Damon Galgut
From THE IMPOSTOR:
In five minutes he’s in the woods, with the sound of water nearby. The undergrowth is striped through with early light. A blue and yellow butterfly flits around him, signalling its beauty. The path is following the kloof, heading towards its narrowest point. The further he goes, the more tentative the track becomes, till the undergrowth is dragging at his feet. Trees crowd in on either side, speaking in the voices of insects and birds.
Just when he is considering turning back, the vegetation thins away and he comes out on the bank of the river, at the point where it emerges from the mountains. Dark walls rise on either side like portals; the water jets between boulders, then spreads immediately below into a wide, calm pool. In the first light the surface is almost statuesque and solid, flawlessly reflecting the far bank, the sky.

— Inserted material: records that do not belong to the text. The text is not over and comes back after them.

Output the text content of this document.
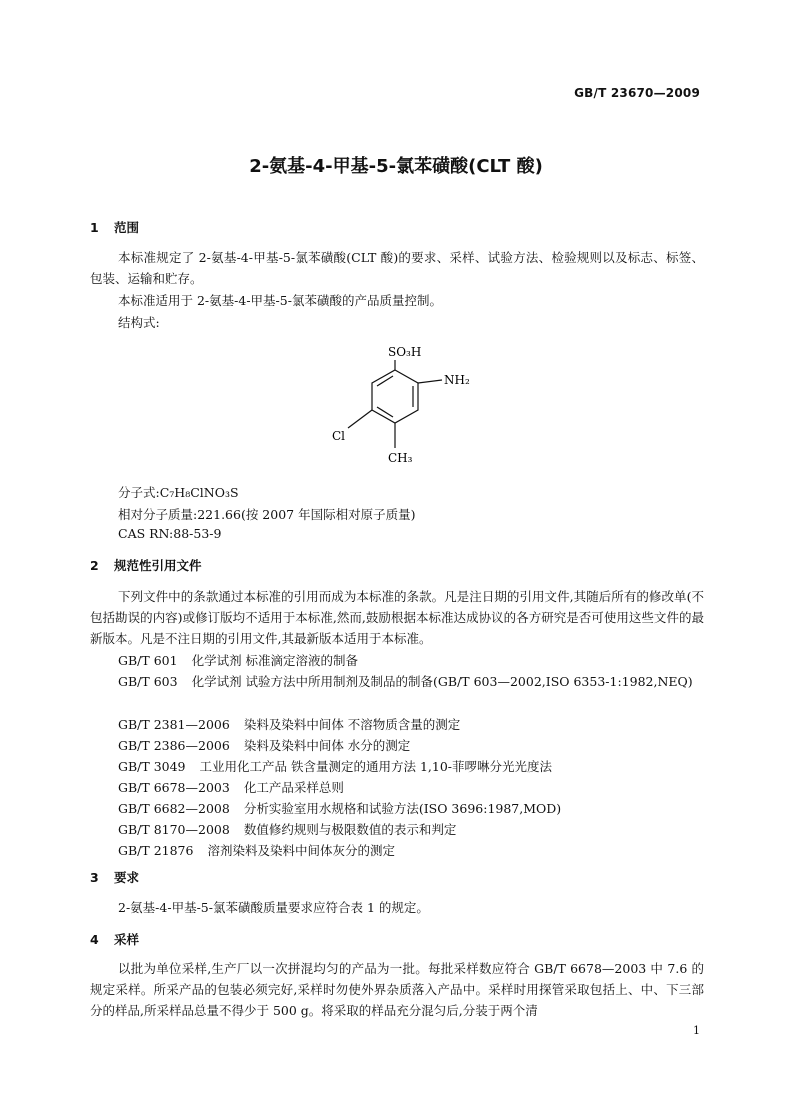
GB/T 23670—2009
2-氨基-4-甲基-5-氯苯磺酸(CLT 酸)
1 范围

本标准规定了 2-氨基-4-甲基-5-氯苯磺酸(CLT 酸)的要求、采样、试验方法、检验规则以及标志、标签、包装、运输和贮存。

本标准适用于 2-氨基-4-甲基-5-氯苯磺酸的产品质量控制。
结构式:
SO₃H
NH₂
Cl
CH₃
分子式:C₇H₈ClNO₃S
相对分子质量:221.66(按 2007 年国际相对原子质量)
CAS RN:88-53-9
2 规范性引用文件

下列文件中的条款通过本标准的引用而成为本标准的条款。凡是注日期的引用文件,其随后所有的修改单(不包括勘误的内容)或修订版均不适用于本标准,然而,鼓励根据本标准达成协议的各方研究是否可使用这些文件的最新版本。凡是不注日期的引用文件,其最新版本适用于本标准。

GB/T 601 化学试剂 标准滴定溶液的制备
GB/T 603 化学试剂 试验方法中所用制剂及制品的制备(GB/T 603—2002,ISO 6353-1:1982,NEQ)
GB/T 2381—2006 染料及染料中间体 不溶物质含量的测定
GB/T 2386—2006 染料及染料中间体 水分的测定
GB/T 3049 工业用化工产品 铁含量测定的通用方法 1,10-菲啰啉分光光度法
GB/T 6678—2003 化工产品采样总则
GB/T 6682—2008 分析实验室用水规格和试验方法(ISO 3696:1987,MOD)
GB/T 8170—2008 数值修约规则与极限数值的表示和判定
GB/T 21876 溶剂染料及染料中间体灰分的测定
3 要求
2-氨基-4-甲基-5-氯苯磺酸质量要求应符合表 1 的规定。
4 采样

以批为单位采样,生产厂以一次拼混均匀的产品为一批。每批采样数应符合 GB/T 6678—2003 中 7.6 的规定采样。所采产品的包装必须完好,采样时勿使外界杂质落入产品中。采样时用探管采取包括上、中、下三部分的样品,所采样品总量不得少于 500 g。将采取的样品充分混匀后,分装于两个清

1
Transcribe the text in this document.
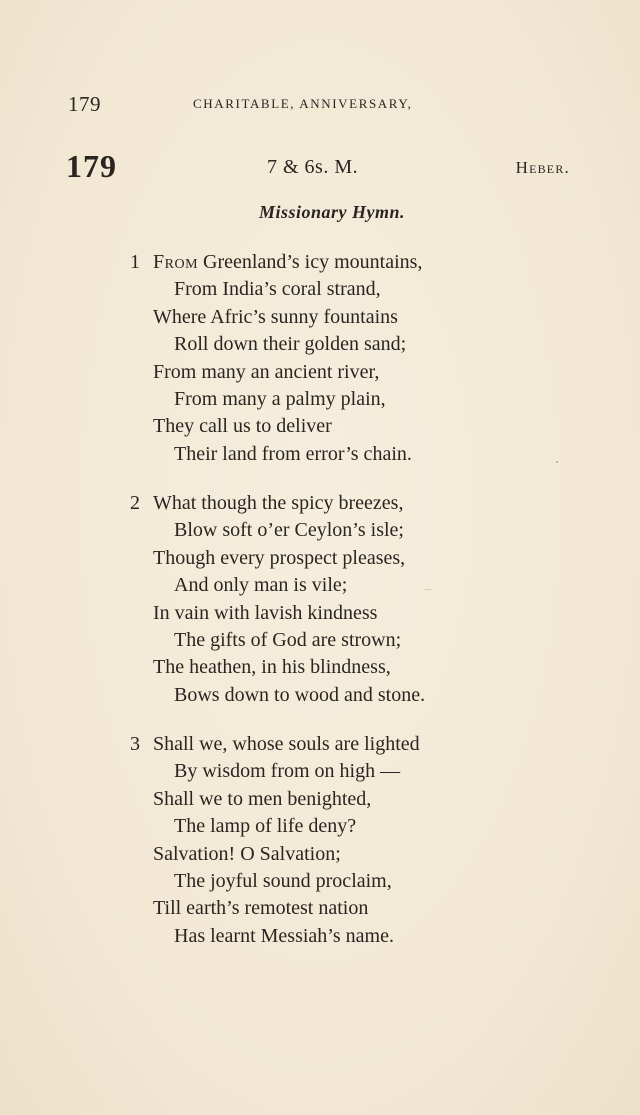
179	CHARITABLE, ANNIVERSARY,
179	7 & 6s. M.	Heber.
Missionary Hymn.
1 From Greenland’s icy mountains,
From India’s coral strand,
Where Afric’s sunny fountains
Roll down their golden sand;
From many an ancient river,
From many a palmy plain,
They call us to deliver
Their land from error’s chain.
2 What though the spicy breezes,
Blow soft o’er Ceylon’s isle;
Though every prospect pleases,
And only man is vile;
In vain with lavish kindness
The gifts of God are strown;
The heathen, in his blindness,
Bows down to wood and stone.
3 Shall we, whose souls are lighted
By wisdom from on high —
Shall we to men benighted,
The lamp of life deny?
Salvation! O Salvation;
The joyful sound proclaim,
Till earth’s remotest nation
Has learnt Messiah’s name.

Only now does it occur to him that this must be the same river that flows through the town. It’s unlikely that there are two of them, this size, in this part of the world. The realization is startling. There is a connection, suddenly, in the form of a living blue vein, between the place where he lives and this inexplicable green paradise.
He goes over to the edge. The transparency of the water shows him a mysterious nether terrain of boulders and logs and splotches of light. He sees a fish suspended, like a hovering bird.
He looks around carefully, to make sure that he’s alone, and then sheds his clothes on the bank. He turns his chest to the sun, trying to take its heat into his paleness. Let him open up to the world! The poet in him will sing about moments like these.
He hesitates for a moment before slipping in. The coldness envelops him. He swims out into the middle of the pool, where it’s deepest. The current is barely perceptible, a faint tugging on the skin, but he imagines it washing him clean, carrying the past away. It is like baptism, but for that you need to be fully immersed: he ducks his head beneath the surface. The mirror breaks soundlessly, then composes itself around him again – sky, trees, the river-bank leaning in.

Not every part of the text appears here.